Is it appropriate to use [先生]{せんせい}, either by itself or as an honorific after their name, when addressing a ski instructor?

I'm not sure whether it'd be appropriate because:

  1. Using 先生 in this context may be disrespectful of other kinds of teachers, in that skiing instructor may be a less honorable profession than other kinds of teaching.
  2. It may be too formal or cold or impersonal, and therefore not appropriate for a recreational activity.

3 Answers 3


It's fine for ski instructors and pretty much anyone else who teaches you something.

Using it as an honorific after the name is a little more formal than just using 先生 by itself. But it conveys your respect and appreciation for the fact that they are imparting their knowledge to you. I think it's possible someone might correct you and say that just さん is fine, but I can't imagine anyone being bothered in any sense of it being inappropriate.

  1. It's not disrespectful to other teachers. Simply put, who you address as 先生 has no bearing on who else is addressed as 先生.

  2. It's not too cold or informal, and can be kind of a fun joke. Sometimes I'll ask someone at a store or a waiter at a restaurant for clarification on some Japanese, and then say something like 「有難う、先生」. Gets a chuckle.
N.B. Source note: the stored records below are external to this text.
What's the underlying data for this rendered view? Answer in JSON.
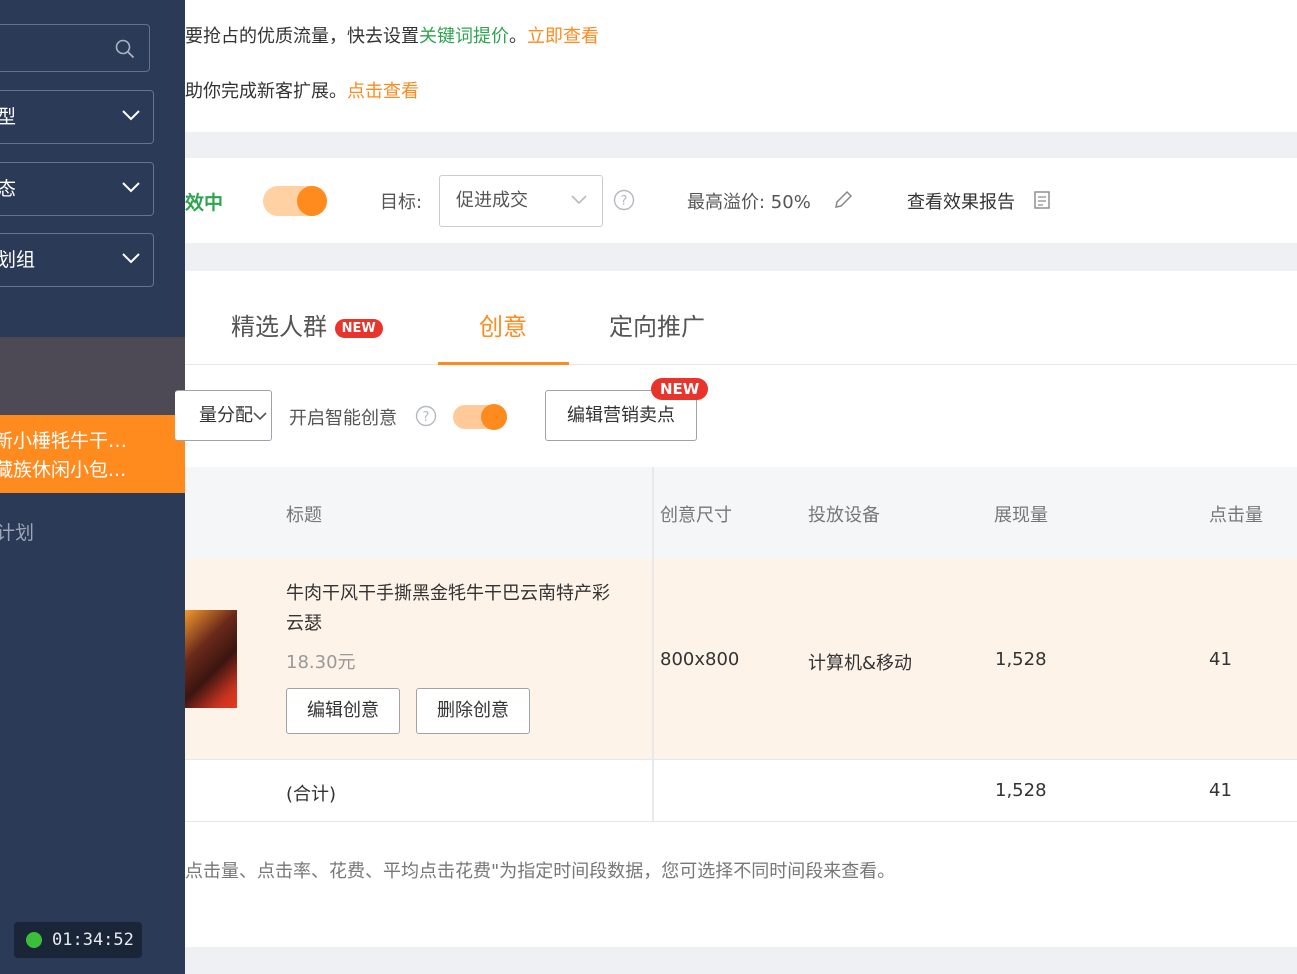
{
  "sidebar": {
    "filters": [
      "型",
      "态",
      "划组"
    ],
    "active_item": [
      "新小棰牦牛干巴云",
      "藏族休闲小包..."
    ],
    "plan_label": "计划",
    "timer": "01:34:52"
  },
  "notice": {
    "line1_prefix": "要抢占的优质流量，快去设置",
    "line1_keyword": "关键词提价",
    "line1_sep": "。",
    "line1_link": "立即查看",
    "line2_text": "助你完成新客扩展。",
    "line2_link": "点击查看"
  },
  "status": {
    "state_label": "效中",
    "goal_label": "目标:",
    "goal_value": "促进成交",
    "max_premium": "最高溢价: 50%",
    "report_link": "查看效果报告"
  },
  "tabs": {
    "items": [
      "精选人群",
      "创意",
      "定向推广"
    ],
    "new_badge": "NEW",
    "active": "创意"
  },
  "toolbar": {
    "alloc_label": "量分配",
    "smart_label": "开启智能创意",
    "edit_selling_points": "编辑营销卖点",
    "new_badge": "NEW"
  },
  "table": {
    "headers": [
      "标题",
      "创意尺寸",
      "投放设备",
      "展现量",
      "点击量"
    ],
    "row": {
      "title_line1": "牛肉干风干手撕黑金牦牛干巴云南特产彩",
      "title_line2": "云瑟",
      "price": "18.30元",
      "size": "800x800",
      "device": "计算机&移动",
      "impressions": "1,528",
      "clicks": "41",
      "edit_button": "编辑创意",
      "delete_button": "删除创意"
    },
    "summary": {
      "label": "(合计)",
      "impressions": "1,528",
      "clicks": "41"
    }
  },
  "footnote": "点击量、点击率、花费、平均点击花费\"为指定时间段数据，您可选择不同时间段来查看。",
  "colors": {
    "accent": "#ff8a1e",
    "sidebar": "#2b3a56",
    "green": "#2ea44f",
    "badge": "#e8342a"
  }
}
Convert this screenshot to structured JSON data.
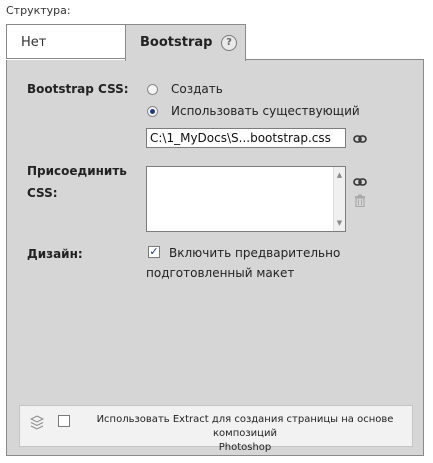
{
  "section_label": "Структура:",
  "tabs": [
    {
      "label": "Нет",
      "active": false
    },
    {
      "label": "Bootstrap",
      "active": true
    }
  ],
  "help_icon_glyph": "?",
  "bootstrap_css": {
    "label": "Bootstrap CSS:",
    "options": [
      {
        "label": "Создать",
        "selected": false
      },
      {
        "label": "Использовать существующий",
        "selected": true
      }
    ],
    "path_value": "C:\\1_MyDocs\\S...bootstrap.css"
  },
  "attach_css": {
    "label_line1": "Присоединить",
    "label_line2": "CSS:",
    "value": ""
  },
  "design": {
    "label": "Дизайн:",
    "checkbox_checked": true,
    "checkbox_mark": "✓",
    "option_line1": "Включить предварительно",
    "option_line2": "подготовленный макет"
  },
  "extract": {
    "checkbox_checked": false,
    "text_line1": "Использовать Extract для создания страницы на основе композиций",
    "text_line2": "Photoshop"
  },
  "icons": {
    "link": "link-icon",
    "trash": "trash-icon",
    "layers": "layers-icon",
    "help": "question-circle-icon"
  },
  "colors": {
    "panel_bg": "#d6d6d6",
    "border": "#8a8a8a",
    "radio_dot": "#1d3b7a",
    "extract_bg": "#f2f2f2"
  }
}
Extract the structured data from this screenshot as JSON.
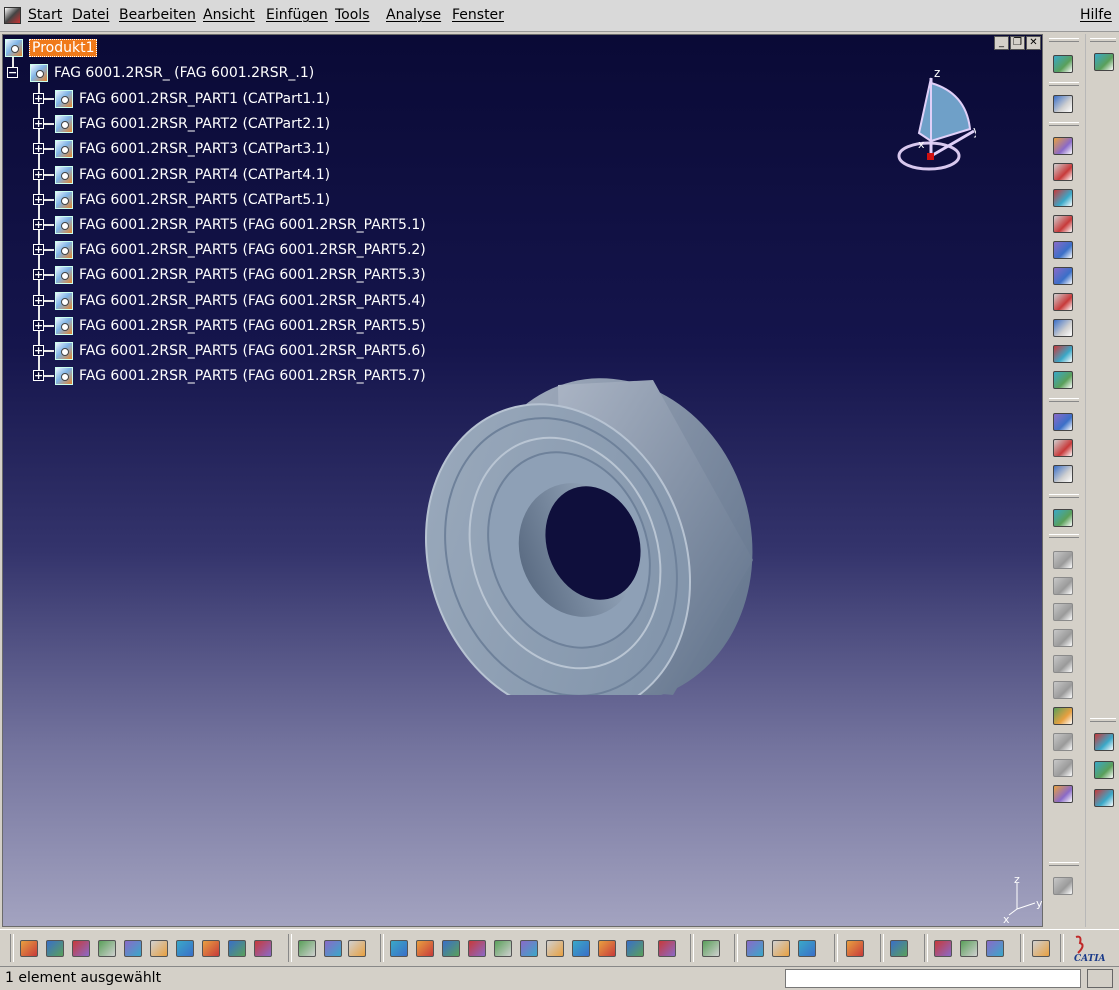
{
  "menubar": {
    "items": [
      "Start",
      "Datei",
      "Bearbeiten",
      "Ansicht",
      "Einfügen",
      "Tools",
      "Analyse",
      "Fenster"
    ],
    "help": "Hilfe"
  },
  "tree": {
    "root": "Produkt1",
    "assembly": "FAG 6001.2RSR_ (FAG 6001.2RSR_.1)",
    "parts": [
      "FAG 6001.2RSR_PART1 (CATPart1.1)",
      "FAG 6001.2RSR_PART2 (CATPart2.1)",
      "FAG 6001.2RSR_PART3 (CATPart3.1)",
      "FAG 6001.2RSR_PART4 (CATPart4.1)",
      "FAG 6001.2RSR_PART5 (CATPart5.1)",
      "FAG 6001.2RSR_PART5 (FAG 6001.2RSR_PART5.1)",
      "FAG 6001.2RSR_PART5 (FAG 6001.2RSR_PART5.2)",
      "FAG 6001.2RSR_PART5 (FAG 6001.2RSR_PART5.3)",
      "FAG 6001.2RSR_PART5 (FAG 6001.2RSR_PART5.4)",
      "FAG 6001.2RSR_PART5 (FAG 6001.2RSR_PART5.5)",
      "FAG 6001.2RSR_PART5 (FAG 6001.2RSR_PART5.6)",
      "FAG 6001.2RSR_PART5 (FAG 6001.2RSR_PART5.7)"
    ]
  },
  "compass": {
    "z": "z",
    "y": "y",
    "x": "x"
  },
  "mini_axes": {
    "z": "z",
    "y": "y",
    "x": "x"
  },
  "status": {
    "text": "1 element ausgewählt",
    "command_value": ""
  },
  "logo": {
    "text": "CATIA"
  },
  "colors": {
    "selection": "#f07a1a",
    "background_top": "#0a0a36",
    "background_bottom": "#a3a3c0",
    "part": "#8b9bb0"
  },
  "icons": {
    "right_toolbar": [
      "select-arrow-icon",
      "select-pointer-icon",
      "new-component-icon",
      "new-product-icon",
      "new-part-icon",
      "existing-component-icon",
      "replace-component-icon",
      "graph-tree-icon",
      "generate-numbering-icon",
      "selective-load-icon",
      "manage-representations-icon",
      "multi-instantiation-icon",
      "manipulate-icon",
      "snap-icon",
      "explode-icon",
      "scene-icon",
      "coincidence-icon",
      "contact-icon",
      "offset-icon",
      "angle-icon",
      "fix-icon",
      "fix-together-icon",
      "quick-constraint-icon",
      "flexible-icon",
      "change-constraint-icon",
      "reuse-pattern-icon"
    ],
    "right_toolbar2": [
      "compass-gear-icon",
      "measure-between-icon",
      "measure-item-icon",
      "measure-inertia-icon",
      "sketcher-icon"
    ]
  }
}
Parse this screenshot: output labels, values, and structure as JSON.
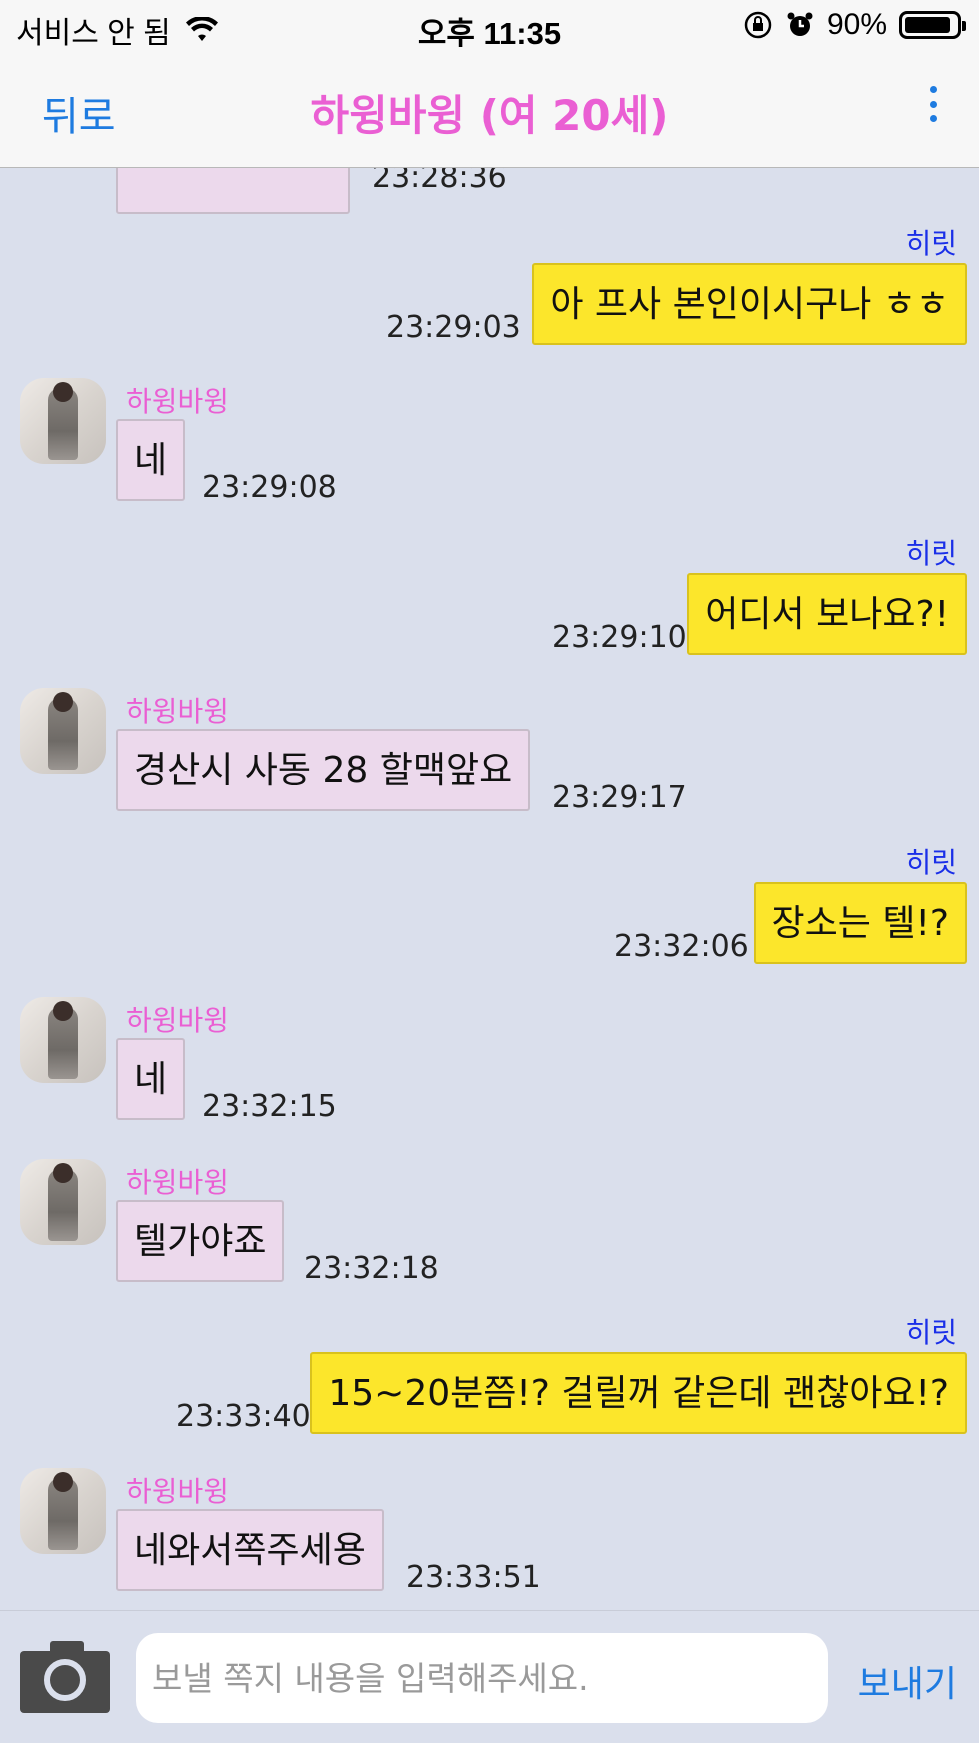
{
  "status_bar": {
    "carrier": "서비스 안 됨",
    "time": "오후 11:35",
    "battery": "90%",
    "battery_level": 0.9
  },
  "nav": {
    "back": "뒤로",
    "title": "하윙바윙 (여 20세)"
  },
  "chat": {
    "partial_top_time": "23:28:36",
    "messages": [
      {
        "dir": "out",
        "sender": "히릿",
        "text": "아 프사 본인이시구나 ㅎㅎ",
        "time": "23:29:03"
      },
      {
        "dir": "in",
        "sender": "하윙바윙",
        "text": "네",
        "time": "23:29:08"
      },
      {
        "dir": "out",
        "sender": "히릿",
        "text": "어디서 보나요?!",
        "time": "23:29:10"
      },
      {
        "dir": "in",
        "sender": "하윙바윙",
        "text": "경산시 사동 28 할맥앞요",
        "time": "23:29:17"
      },
      {
        "dir": "out",
        "sender": "히릿",
        "text": "장소는 텔!?",
        "time": "23:32:06"
      },
      {
        "dir": "in",
        "sender": "하윙바윙",
        "text": "네",
        "time": "23:32:15"
      },
      {
        "dir": "in",
        "sender": "하윙바윙",
        "text": "텔가야죠",
        "time": "23:32:18"
      },
      {
        "dir": "out",
        "sender": "히릿",
        "text": "15~20분쯤!? 걸릴꺼 같은데 괜찮아요!?",
        "time": "23:33:40"
      },
      {
        "dir": "in",
        "sender": "하윙바윙",
        "text": "네와서쪽주세용",
        "time": "23:33:51"
      }
    ]
  },
  "input": {
    "placeholder": "보낼 쪽지 내용을 입력해주세요.",
    "send": "보내기"
  }
}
  • ありがとう has kanji?! Dec 31, 2011 at 6:28
  • 6
    有難う、Dave M G-先生! Dec 31, 2011 at 8:56
  • @silvermaple: Yep. So does どういたしまして.
    – Questioner
    Dec 31, 2011 at 9:04
  • @AndrewGrimm: 如何致しまして!
    – Questioner
    Dec 31, 2011 at 9:05

You can use 先生 to anyone who teaches anything in Japan. In traditional sports or arts, Japanese use [師匠]{ししょう}.

  • 1
    Is 師匠 for a one-on-one type of deal? In my 弓道部 (Japanese Archery Club) our "teacher" was 先生...For context this was a University club, in Japan, and he really didn't show up all too often, we were mainly instructed by our 先輩. Jan 2, 2012 at 20:37
  • @shin Does it sound weird to use 師匠 for a tuition teacher?
    – Pacerier
    Mar 27, 2012 at 4:34

I'd never call my ski instructor '--さん'. Nor have I ever called my calligraphy teacher '--さん' or '師匠'.